How Smoking & Drinking May Affect Hearing

In Hearing Health by Nikki DeGeorge Weaver, Au.D.

Nikki DeGeorge Weaver, Au.D.
Latest posts by Nikki DeGeorge Weaver, Au.D. (see all)

Most people are aware of the common health risks associated with smoking and drinking – increased risk of developing conditions like cancer, heart disease, high blood pressure, etc. But we tend to be less aware of other health issues these behaviors can contribute to. This includes hearing loss, the third most pervasive medical condition people navigate today. Various studies show that smoking and drinking can contribute to impaired hearing. The good news is that patterns related to smoking and drinking can change which can reduce the risk of developing hearing loss

Link Between Smoking, Drinking, & Hearing Loss 

Numerous studies explore the relationship between smoking, drinking, and hearing loss. Research has established a correlation between hearing loss and these substances. This includes the following recent studies: 

  • A study published in the American Journal of Medicine: researchers analyzed data that spanned 22 years for 81,505 people. During this study, 2,760 people developed hearing loss and after evaluating smoking habits, researchers found that:  
  • Compared to nonsmokers, smokers were 60% more likely to develop high-frequency hearing loss 
  • people who quit smoking (up to 10 years prior) still experienced a higher risk of experiencing hearing loss
  • A study published in the Nicotine & Tobacco Research Journal: this study included nearly 50,000 people, ages 20-64. Researchers evaluated and collected data for 8 years and participants did not have hearing loss at the beginning of the study. Participants had their hearing abilities and smoking habits evaluated. Key findings include that compared to nonsmokers, people who currently smoked were: 
  • 60% more likely to develop high-frequency hearing loss 
  • 20% more likely to develop low-frequency hearing loss 

Also, researchers found that higher amounts of smoking were associated with an increased risk of hearing loss. People who smoked: 

  • Up to 10 cigarettes per day were 40% more likely to develop high-frequency hearing loss and 10% more likely to develop low-frequency hearing loss. 
  • 11-20 cigarettes per day were 60% more likely to develop high-frequency hearing loss and 20% more likely to develop low-frequency hearing loss. 
  • 20+ cigarettes per day were 70% more likely to develop high-frequency hearing loss and 40% more likely to develop low-frequency hearing loss. 

 

These studies highlight a significant correlation between smoking and hearing loss.Not only can smoking increase the risk substantially, but the amount one smoke’s can also further increase this risk. In addition to studies on smoking and hearing loss, research also shows that alcohol can contribute to impaired hearing. This includes: 

  • A study by researchers at the University of Ulm (Germany): To study the cumulative effect of alcohol consumption researchers measured brainstem auditory evoked potentials (BAEPs) which assess the auditory pathways among participants with varying levels of alcohol use. After evaluating BAEP data, researchers found that alcohol consumption can lead to damage to the central auditory cortex. This results in the increased time needed to process sound, contributing to hearing loss over time. 

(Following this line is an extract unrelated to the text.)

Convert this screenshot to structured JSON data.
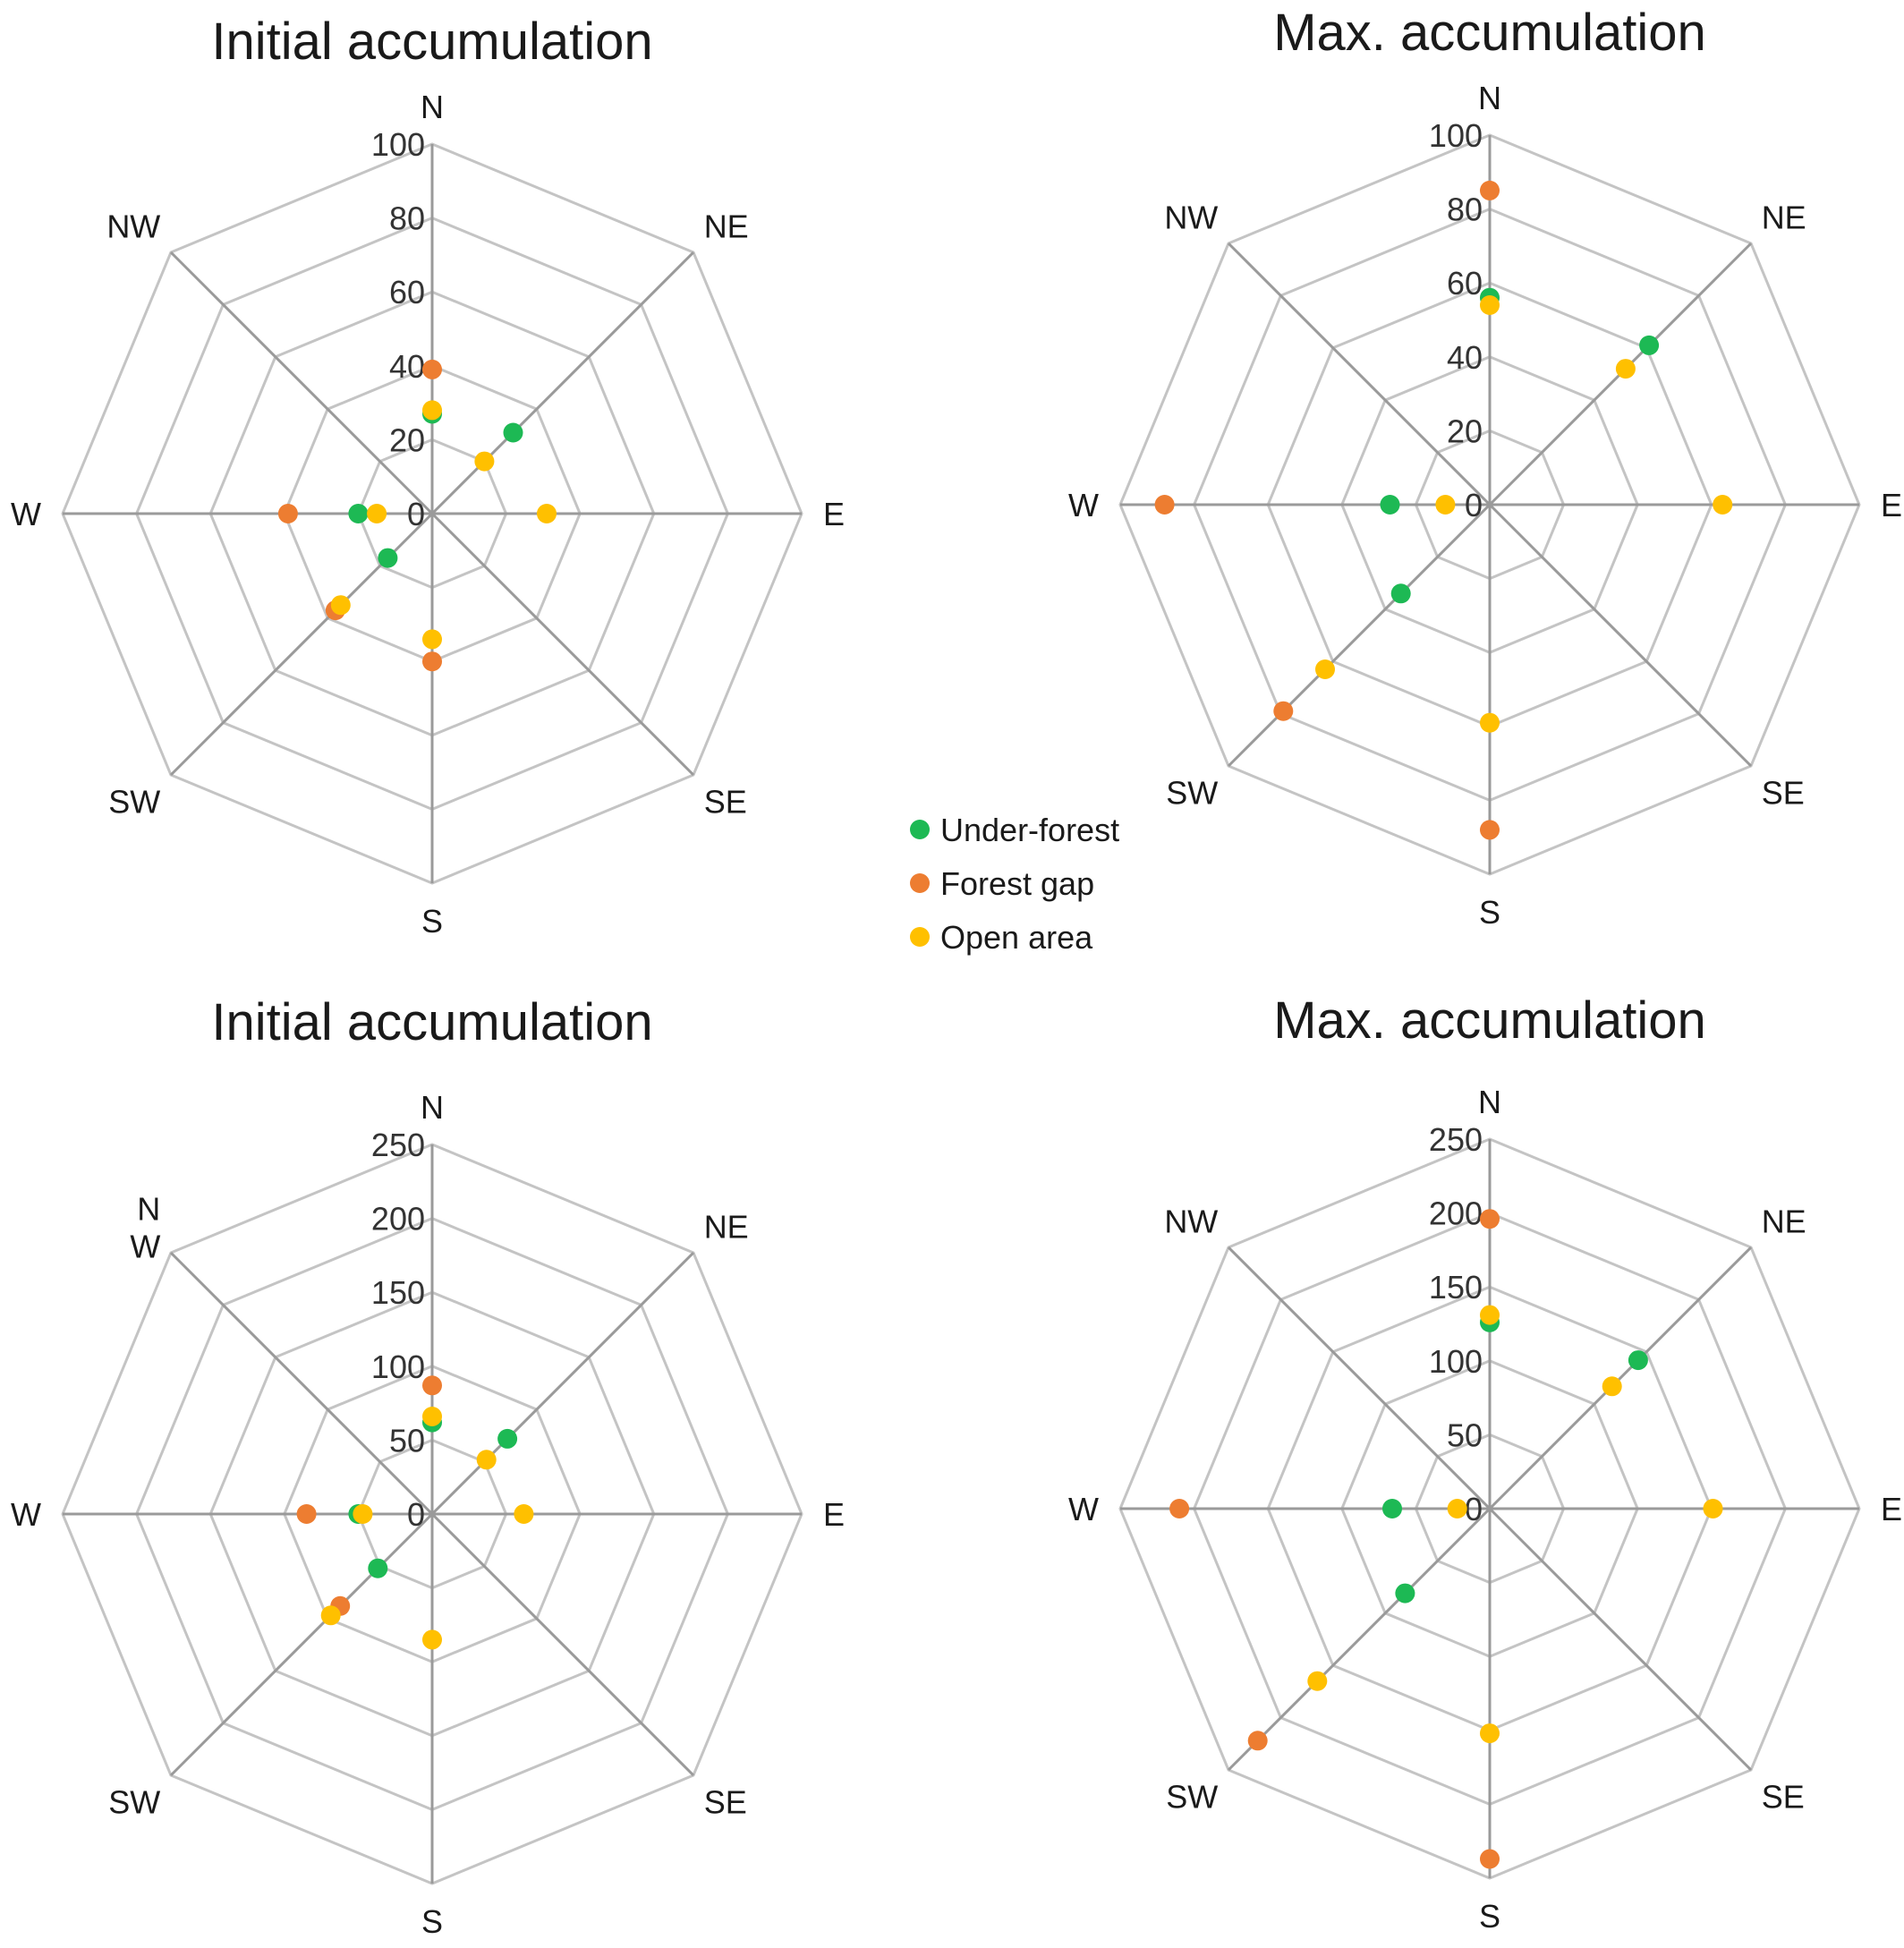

How Smoking & Drinking Impacts Hearing Health 

Researchers suggest that there are a few ways that smoking and drinking can contribute to hearing loss. This includes: 

  • Impacts blood flow: nicotine, the primary ingredient in cigarettes, restricts blood vessels. This affects blood flow throughout the body including the inner ear which is integral to processing sound. 
  • Increases blood pressure: blood pressure and heart rate can also increase as a result of smoking and drinking. This can constrict arteries which increases the risk of heart attacks, blood clots, and strokes. The blood vessels in the inner ear can also be impacted, causing hearing loss. 
  • Nerve damage: smoking and drinking can also affect the nerves and neural pathways. It can prevent neurotransmitters from sending auditory information from the ears to the brain which can lead to hearing challenges. 

 

The most effective way to prevent these outcomes is by eliminating or reducing the consumption of alcohol as well as smoking. 

 

Tips to Protect Hearing Health

Practicing ways to protect your hearing health can reduce your risk of experiencing impairment. This is especially important for people who engage in smoking and drinking. A few tips include: 

  • Eliminate or reduce consumption. As studies show, the more alcohol and nicotine that is consumed, the greater the health risks are. So reducing consumption or even eliminating this can prevent the development of hearing loss. 
  • Have hearing tests regularly. Assessing your hearing capacities in both ears is a great way to stay on top of your hearing needs and to track any changes you may experience.